Haimbuchner: FPÖ verkauft sich an niemanden mehr - im Gegensatz zum BZÖ

BZÖ als Verteidiger der Burschenschaften völlig unglaubwürdig

Wien (OTS) - "Es ist eine Frechheit, dass das BZÖ glaubt, im Zusammenhang mit den vorläufigen taktischen Allianzen mit Grünen und SPÖ im Parlament und in den Untersuchungsausschüssen die FPÖ in die Nähe von 'Alt68ern' und Linksextremisten rücken zu können. Die Zeiten, wo Haupt, Haider und deren jetzige Bündnisgenossen die Haltungen der FPÖ an den Meistbietenden verkauft haben, sind endgültig vorbei", antwortete heute der FPÖ-Abg. Dr. Manfred Haimbuchner auf die lächerlichen Unterstellungen des Behindertenanwalts Herbert Haupt. Haupt hatte erklärt, dass die FPÖ sich an die SPÖ anbiedere, die jetzt die schlagenden Verbindungen und das studentische Fechten verbieten wolle.
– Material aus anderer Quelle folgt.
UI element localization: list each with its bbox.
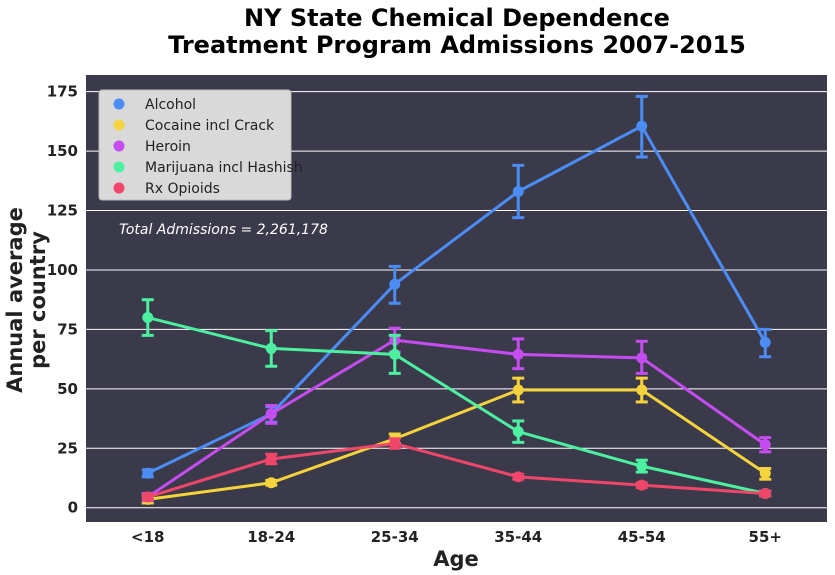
- data-point: [636, 384, 648, 396]
- data-point: [512, 426, 524, 438]
- data-point: [759, 439, 771, 451]
- y-tick-labels: 0 25 50 75 100 125 150 175: [47, 83, 78, 517]
- y-tick-label: 125: [47, 202, 78, 220]
- data-point: [759, 336, 771, 348]
- x-tick-label: 25-34: [371, 528, 419, 546]
- data-point: [512, 471, 524, 483]
- series-line: [147, 442, 766, 499]
- total-admissions-annotation: Total Admissions = 2,261,178: [119, 222, 328, 238]
- y-axis-label-line-1: Annual average: [3, 207, 27, 393]
- y-axis-label-line-2: per country: [26, 231, 50, 369]
- data-point: [636, 120, 648, 132]
- data-point: [142, 312, 154, 324]
- legend-marker: [113, 98, 125, 110]
- series-alcohol: [141, 94, 772, 479]
- y-tick-label: 150: [47, 142, 78, 160]
- legend-label: Alcohol: [145, 97, 196, 113]
- legend-label: Cocaine incl Crack: [145, 118, 275, 134]
- data-point: [636, 460, 648, 472]
- series-line: [146, 338, 767, 499]
- x-axis-label: Age: [433, 547, 479, 571]
- data-point: [759, 467, 771, 479]
- legend-marker: [113, 119, 125, 131]
- data-point: [142, 467, 154, 479]
- legend-box: [98, 89, 292, 201]
- legend-marker: [113, 182, 125, 194]
- legend-marker: [113, 140, 125, 152]
- data-point: [512, 384, 524, 396]
- series-line: [147, 316, 766, 495]
- data-point: [512, 186, 524, 198]
- data-point: [142, 491, 154, 503]
- x-tick-label: 35-44: [494, 528, 542, 546]
- x-tick-label: <18: [131, 528, 164, 546]
- x-tick-labels: <18 18-24 25-34 35-44 45-54 55+: [131, 528, 782, 546]
- data-point: [636, 352, 648, 364]
- data-point: [265, 477, 277, 489]
- series-line: [147, 388, 767, 501]
- data-point: [265, 453, 277, 465]
- data-point: [759, 487, 771, 499]
- data-point: [636, 479, 648, 491]
- y-tick-label: 100: [47, 261, 78, 279]
- y-tick-label: 175: [47, 83, 78, 101]
- series-group: [141, 94, 772, 505]
- data-point: [389, 278, 401, 290]
- legend-label: Heroin: [145, 139, 191, 155]
- data-point: [389, 438, 401, 450]
- y-tick-label: 75: [57, 320, 78, 338]
- x-tick-label: 55+: [749, 528, 782, 546]
- data-point: [265, 342, 277, 354]
- x-tick-label: 18-24: [247, 528, 295, 546]
- data-point: [389, 348, 401, 360]
- x-tick-label: 45-54: [618, 528, 666, 546]
- series-rx-opioids: [141, 437, 772, 503]
- y-tick-label: 0: [68, 499, 78, 517]
- legend-marker: [113, 161, 125, 173]
- data-point: [512, 348, 524, 360]
- series-line: [147, 124, 767, 475]
- legend-label: Rx Opioids: [145, 181, 220, 197]
- y-tick-label: 25: [57, 439, 78, 457]
- data-point: [265, 408, 277, 420]
- legend: Alcohol Cocaine incl Crack Heroin Marijuana…: [98, 89, 303, 201]
- legend-label: Marijuana incl Hashish: [145, 160, 303, 176]
- y-tick-label: 50: [57, 380, 78, 398]
- chart-title-line-1: NY State Chemical Dependence: [244, 4, 670, 32]
- chart-title-line-2: Treatment Program Admissions 2007-2015: [168, 31, 746, 59]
"Haupt, der sich immer als Erfüllungsgehilfe von Haider betätigt hat, brauche sich jetzt nicht als Schutzherr der Korporationen aufzuspielen. Schließlich habe der Herr Landeshauptmann von Kärnten in einem 'profil'-Interview vor der Nationalratswahl die schlagenden Verbindungen diskreditiert. Es ist auch kein Geheimnis, wie die Scheibners, Gastingers und Scheuchs über die Verbindungsstudenten denken", so Haimbuchner.
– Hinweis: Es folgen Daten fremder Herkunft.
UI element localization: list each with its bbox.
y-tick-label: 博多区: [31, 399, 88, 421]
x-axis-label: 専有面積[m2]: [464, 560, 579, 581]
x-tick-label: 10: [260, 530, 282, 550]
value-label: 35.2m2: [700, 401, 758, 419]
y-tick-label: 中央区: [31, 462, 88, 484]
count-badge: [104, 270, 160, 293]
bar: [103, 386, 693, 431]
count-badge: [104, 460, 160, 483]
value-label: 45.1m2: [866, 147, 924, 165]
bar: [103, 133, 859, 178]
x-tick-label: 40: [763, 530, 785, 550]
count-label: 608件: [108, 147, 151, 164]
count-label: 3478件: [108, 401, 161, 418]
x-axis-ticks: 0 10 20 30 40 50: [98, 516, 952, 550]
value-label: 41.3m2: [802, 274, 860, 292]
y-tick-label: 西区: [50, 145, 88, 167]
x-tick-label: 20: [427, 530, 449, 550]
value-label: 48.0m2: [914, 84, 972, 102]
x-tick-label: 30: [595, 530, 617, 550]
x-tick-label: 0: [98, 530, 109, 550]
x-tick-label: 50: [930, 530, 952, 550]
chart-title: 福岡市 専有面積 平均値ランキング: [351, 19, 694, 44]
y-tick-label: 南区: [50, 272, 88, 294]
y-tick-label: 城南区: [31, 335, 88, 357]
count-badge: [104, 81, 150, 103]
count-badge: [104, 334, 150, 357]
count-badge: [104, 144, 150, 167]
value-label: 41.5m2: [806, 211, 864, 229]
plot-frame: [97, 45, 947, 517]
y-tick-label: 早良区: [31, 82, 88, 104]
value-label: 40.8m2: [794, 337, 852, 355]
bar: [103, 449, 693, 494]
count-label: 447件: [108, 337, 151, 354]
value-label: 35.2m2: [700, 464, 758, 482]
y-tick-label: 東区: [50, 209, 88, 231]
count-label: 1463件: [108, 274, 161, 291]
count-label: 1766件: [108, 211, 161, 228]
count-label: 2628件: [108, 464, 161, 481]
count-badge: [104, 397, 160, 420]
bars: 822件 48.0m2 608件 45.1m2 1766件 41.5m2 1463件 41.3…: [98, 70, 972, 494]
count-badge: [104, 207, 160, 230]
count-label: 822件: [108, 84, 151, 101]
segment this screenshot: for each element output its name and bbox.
In Richtung der SPÖ-Steiermark meinte Haimbuchner, dass die betroffenen Personen die Verfassung und das Strafgesetz in ihre Lektüre aufnehmen sollten, dann wäre man nie auf eine derart unsinnige Idee gekommen. "Vielleicht gibt es noch einige Sozialdemokraten, die sich ihrer historischen Wurzeln bewusst sind und welche vielleicht ihre Genossen in der Steiermark zur Vernunft bringen. Zu Haupt fällt mir noch ein, dass er endlich einsehen möge, dass es einen Unterschied zwischen parlamentarischer Sachpolitik zur Kontrolle der Regierung und dem völligen Aufgehen in die ÖVP als zusätzlichem Bund gibt", endete Haimbuchner.